Retour du système TOW au sein des FAC

Agrandir l'image Des militaires canadiens s’entraînent sur le lance-missile TOW à la Base de soutien de la 5e Division du Canada, à Gagetown. Photo - Cpl Geneviève Lapointe, CSAAT Gagetown

Par Simon Leblanc, journal Adsum

Après environ dix ans de mise au rancart, voilà que les Forces armées canadiennes (FAC) ont décidé de remettre en fonction le système TOW, un lance-missile anti-blindé.

Comme l’explique le G5 du 5e Groupe-brigade mécanisé du Canada (5 GBMC), major Giles McClintock, l’Armée canadienne (AC) avait retiré le système TOW de son inventaire d’équipement avec l’intention de le remplacer par un système de dernière génération.

Or, le déploiement de militaires canadiens en Afghanistan à partir du début des années 2000 oblige l’AC à revoir ses priorités d’acquisition d’équipements. Le programme de remplacement du TOW est mis de côté, en vue de privilégier l’amélioration de la flotte de véhicules militaires.

Le Canada s’est retiré de l’Afghanistan en 2014. Depuis, la situation mondiale a changé. Par conséquent, les besoins de l’AC ont changé. Les forces terrestres doivent être en mesure d’affronter les nouvelles menaces qui ont émergé. Le projet de capacité anti-blindée a donc été remis à l’ordre du jour. Toutefois, les ressources financières n’étant pas au rendez-vous, le commandant de l’AC a ordonné la remise en service et la distribution immédiate des systèmes TOW démontés en inventaire.

«C’est primordial pour une unité, un groupement tactique ou même une compagnie d’avoir cette capacité anti-blindée», affirme le Maj McClintock.  

Plein déploiement en juin 2017

Du côté de la 2e Division du Canada, c’est le 5 GBMC qui remettra en service les systèmes TOW attribués.

L’intention est de procéder à une intégration de la plateforme anti-blindée au sein des bataillons d’infanterie. Pour le cycle de soutien actuel, le 1er Bataillon, Royal 22e Régiment (1 R22eR) aura en main quatre systèmes TOW alors que le 2e Bataillon, Royal 22e Régiment (2 R22eR) et le 3e Bataillon, Royal 22e Régiment (3 R22eR) en auront deux chacun, pour un total de huit. Lorsque les phases de montée en puissance et de haute disponibilité du 5 GBMC seront venues, ce chiffre grimpera à 12, à raison de quatre systèmes par bataillon.

Chaque unité aura son processus d’intégration et d’entraînement, qui reste tout de même standardisé pour que tout le monde possède le même niveau de compétences. Ces entraînements au niveau d’unité permettront la pleine intégration des systèmes TOW dans des entraînements collectifs dès le 30 juin 2017. La confirmation de l’intégration de la plateforme au sein du 5 GBMC sera complétée lors de MAPLE RESOLVE 18, principal exercice des FAC tenu à Wainwright, en Alberta, chaque année.

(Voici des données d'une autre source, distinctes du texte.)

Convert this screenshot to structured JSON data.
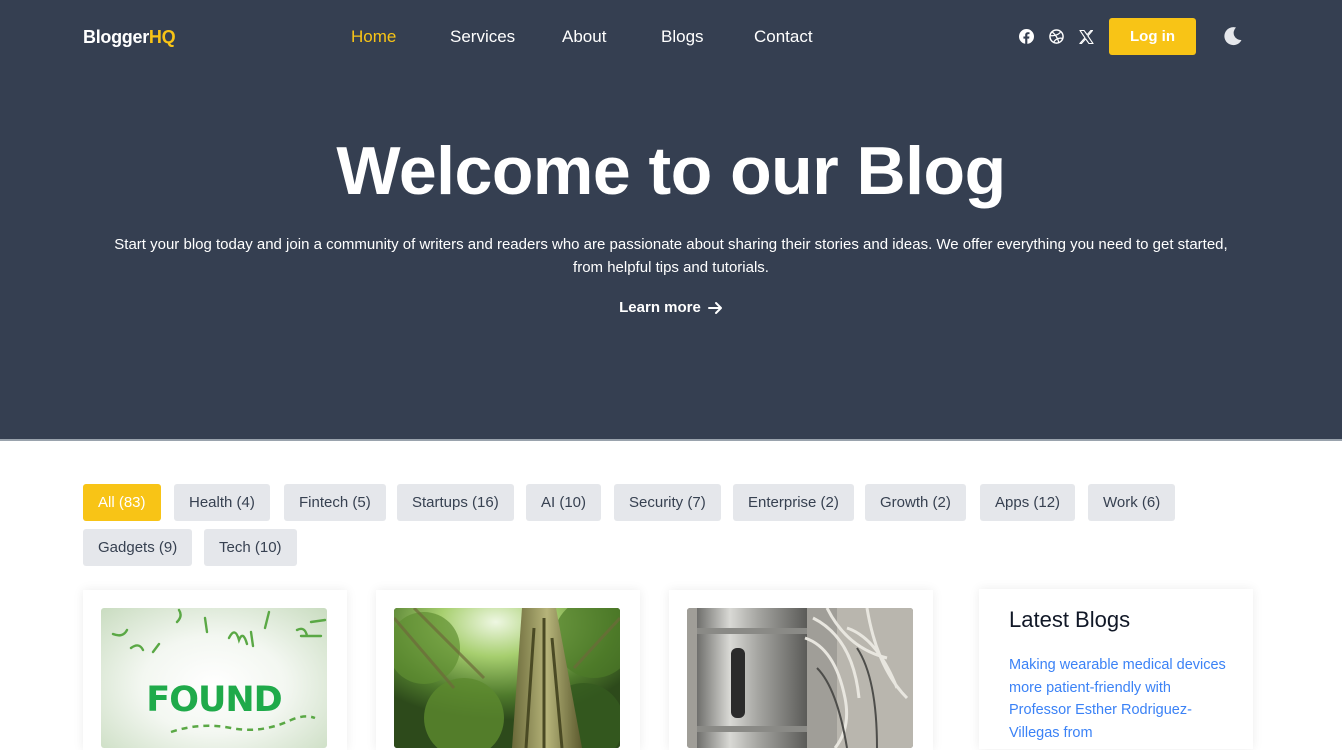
{
  "brand": {
    "name_main": "Blogger",
    "name_accent": "HQ"
  },
  "nav": {
    "items": [
      "Home",
      "Services",
      "About",
      "Blogs",
      "Contact"
    ],
    "active": "Home"
  },
  "header": {
    "login_label": "Log in",
    "social_icons": [
      "facebook-icon",
      "dribbble-icon",
      "x-icon"
    ],
    "theme_icon": "moon-icon"
  },
  "hero": {
    "title": "Welcome to our Blog",
    "text": "Start your blog today and join a community of writers and readers who are passionate about sharing their stories and ideas. We offer everything you need to get started, from helpful tips and tutorials.",
    "cta": "Learn more"
  },
  "categories": [
    "All (83)",
    "Health (4)",
    "Fintech (5)",
    "Startups (16)",
    "AI (10)",
    "Security (7)",
    "Enterprise (2)",
    "Growth (2)",
    "Apps (12)",
    "Work (6)",
    "Gadgets (9)",
    "Tech (10)"
  ],
  "active_category": "All (83)",
  "cards": [
    {
      "image_text": "FOUND"
    },
    {
      "image": "forest-photo"
    },
    {
      "image": "lab-equipment-photo"
    }
  ],
  "sidebar": {
    "title": "Latest Blogs",
    "link": "Making wearable medical devices more patient-friendly with Professor Esther Rodriguez-Villegas from"
  },
  "colors": {
    "accent": "#f8c416",
    "hero_bg": "#353f51",
    "link": "#3b82f6",
    "chip_bg": "#e5e7eb"
  }
}
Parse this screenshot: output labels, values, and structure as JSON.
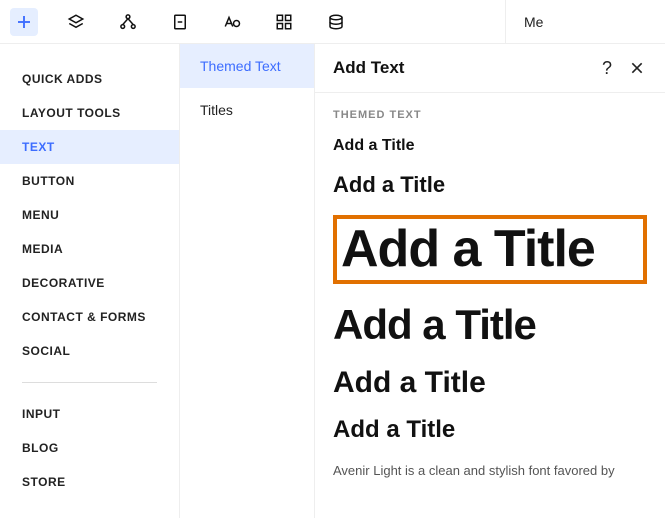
{
  "topbar": {
    "icons": [
      "plus-icon",
      "layers-icon",
      "nodes-icon",
      "page-icon",
      "typography-icon",
      "grid-icon",
      "data-icon"
    ],
    "me_label": "Me"
  },
  "sidebar": {
    "items": [
      {
        "label": "QUICK ADDS"
      },
      {
        "label": "LAYOUT TOOLS"
      },
      {
        "label": "TEXT",
        "selected": true
      },
      {
        "label": "BUTTON"
      },
      {
        "label": "MENU"
      },
      {
        "label": "MEDIA"
      },
      {
        "label": "DECORATIVE"
      },
      {
        "label": "CONTACT & FORMS"
      },
      {
        "label": "SOCIAL"
      }
    ],
    "items2": [
      {
        "label": "INPUT"
      },
      {
        "label": "BLOG"
      },
      {
        "label": "STORE"
      }
    ]
  },
  "subpanel": {
    "items": [
      {
        "label": "Themed Text",
        "selected": true
      },
      {
        "label": "Titles"
      }
    ]
  },
  "content": {
    "header": {
      "title": "Add Text",
      "help": "?",
      "close": "×"
    },
    "section_label": "THEMED TEXT",
    "titles": [
      "Add a Title",
      "Add a Title",
      "Add a Title",
      "Add a Title",
      "Add a Title",
      "Add a Title"
    ],
    "body_text": "Avenir Light is a clean and stylish font favored by"
  }
}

D’ici là, c’est le processus de familiarisation et les cours d’opérateurs qui priment. Le 3 R22eR a déjà reçu ses deux systèmes et le 2 R22eR les aura sous peu. Pour sa part, le 1 R22eR sera la première unité à tester le système TOW dans le cadre d’un exercice de tir réel, à Goose Bay en février 2017 lors de l’exercice CASTOR BOREAL.

Qu’arrive-t-il avec le TOW-UA?

À l’époque, le TOW pouvait être utilisé de façon montée (TOW-UA) et démontée. Cette fois, il sera opéré de façon démontée uniquement. Pourquoi? Le Maj McClintock explique que le système employé pour monter le TOW sur des véhicules blindés n’est plus à jour.

Le G5 assure toutefois que l’impact du TOW démonté ne sera pas négligeable. La longue portée des missiles, en raison du système de guidage, rend l’arme très efficace et précise. «C’est une très bonne arme. Le TOW est utilisé par nos alliés et plusieurs autres forces dans le monde. C’est le meilleur outil anti-blindé que nous avons en main présentement», laisse savoir Maj McClintock.

Le G5 du 5 GBMC n’enlève cependant rien aux deux armes anti-blindées bien établies dans les FAC, le char d’assaut Léopard 2A6M, idéal pour les tirs à moyenne portée, et le canon antichar portatif Carl Gustav, pratique pour les tirs à très courte portée.     

«Une chose est claire, le TOW est une arme critique dans une situation de guerre conventionnelle où nous avons à faire face à un ennemi qui a des capacités semblables aux nôtres», conclut Maj McClintock.